France | France, Cour de cassation, Chambre sociale, 22 mars 2017, 15-22787


LA COUR DE CASSATION, CHAMBRE SOCIALE, a rendu l'arrêt suivant :

Sur le moyen unique :

Vu les articles L. 1234-1, L. 1234-5 et L. 1235-3 du code du travail ;

Attendu, selon l'arrêt attaqué, que M. [N] a été engagé par la société Derichebourg-Polyurbaine en qualité de conducteur poids-lourd ; que celle-ci, eu égard à la perte du marché public de collecte des colonnes en point d'apport volontaire, l'a informé par lettre du 8 juin 2010 du transfert de son contrat de travail au sein de la société Sophed, en application de l'article L. 1224-1 du code du travail

et de l'annexe V de la convention collective nationale des activités de déchets ...
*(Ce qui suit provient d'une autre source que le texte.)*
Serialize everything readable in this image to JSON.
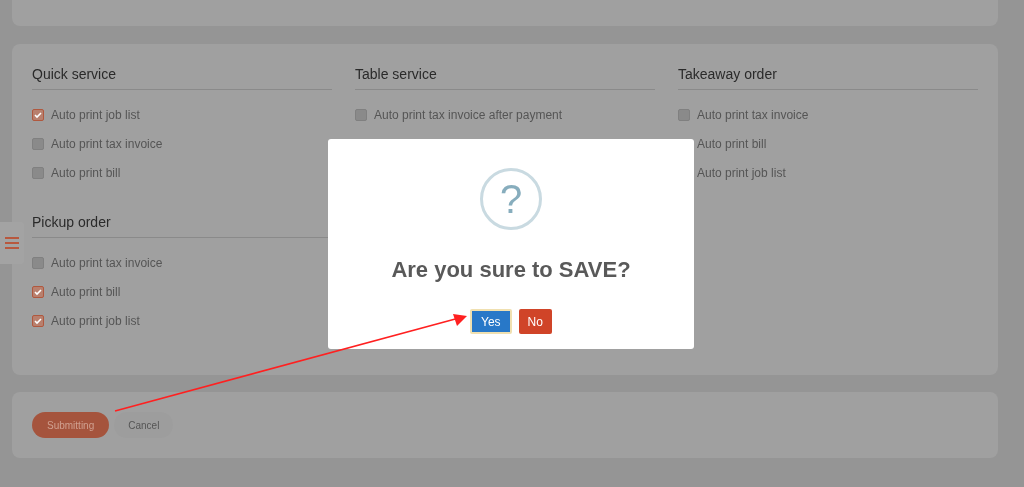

LA COUR DE CASSATION, CHAMBRE SOCIALE, a rendu l'arrêt suivant :

Sur le moyen unique :

Vu les articles L. 1234-1, L. 1234-5 et L. 1235-3 du code du travail ;

Attendu, selon l'arrêt attaqué, que M. [N] a été engagé par la société Derichebourg-Polyurbaine en qualité de conducteur poids-lourd ; que celle-ci, eu égard à la perte du marché public de collecte des colonnes en point d'apport volontaire, l'a informé par lettre du 8 juin 2010 du transfert de son contrat de travail au sein de la société Sophed, en application de l'article L. 1224-1 du code du travail et de l'annexe V de la convention collective nationale des activités de déchets ; que le 24 juin 2010, la société Sophed, aux droits de laquelle vient la société Paprec chantiers Sud-Est, a averti chacun des salariés désignés par la société sortante, qu'elle n'entendait pas reprendre les contrats faute d'appliquer la convention collective nationale en cause ; que le salarié a saisi le 1er juillet 2010 la juridiction prud'homale pour obtenir la condamnation de la société Derichebourg-Polyurbaine au paiement de dommages-intérêts pour non-respect de la procédure de licenciement et licenciement sans cause réelle et sérieuse ; que par lettre du 11 août 2010, il a été licencié pour faute grave ;

Attendu que pour dire que le licenciement du salarié est fondé sur une faute grave l'arrêt retient que le salarié a eu connaissance de l'absence de transfert dès le 24 juin 2010 et a signé un contrat à cette date, à effet du 1er juillet 2010, démontrant une relation de travail à temps plein avec un autre employeur, en violation de son obligation de loyauté rappelée à l'article 12 du contrat, que ce manquement était suffisamment grave pour justifier le départ immédiat de l'intéressé ;

Qu'en statuant ainsi, alors que la lettre de la société Derichebourg-Polyurbaine faisait connaître au salarié le transfert de son contrat de travail à la société Sophed à compter du 1er juillet 2010, qu'il cesserait de faire partie des effectifs de la société le 30 juin, que son reçu pour solde de tout compte et son certificat de travail lui seraient ultérieurement adressés et qu'elle le remerciait pour sa collaboration efficace, la cour d'appel n'a pas tiré les conséquences légales de ses constatations ;

PAR CES MOTIFS :

CASSE ET ANNULE, dans toutes ses dispositions, l'arrêt rendu le 29 mai 2015, entre les parties, par la cour d'appel d'Aix-en-Provence ; remet, en conséquence, la cause et les parties dans l'état où elles se trouvaient avant ledit arrêt et, pour être fait droit, les renvoie devant la cour d'appel de Nîmes ;

Condamne la société Derichebourg-Polyurbaine aux dépens ;

Vu l'article 700 du code de procédure civile, condamne la société Derichebourg-Polyurbaine à payer à M. [N] la somme de 1 500 euros ; et rejette les autres demandes ;

Dit que sur les diligences du procureur général près la Cour de cassation, le présent arrêt sera transmis pour être transcrit en marge ou à la suite de l'arrêt cassé ;

Ainsi fait et jugé par la Cour de cassation, chambre sociale, et prononcé par le président en son audience publique du vingt-deux mars deux mille dix-sept.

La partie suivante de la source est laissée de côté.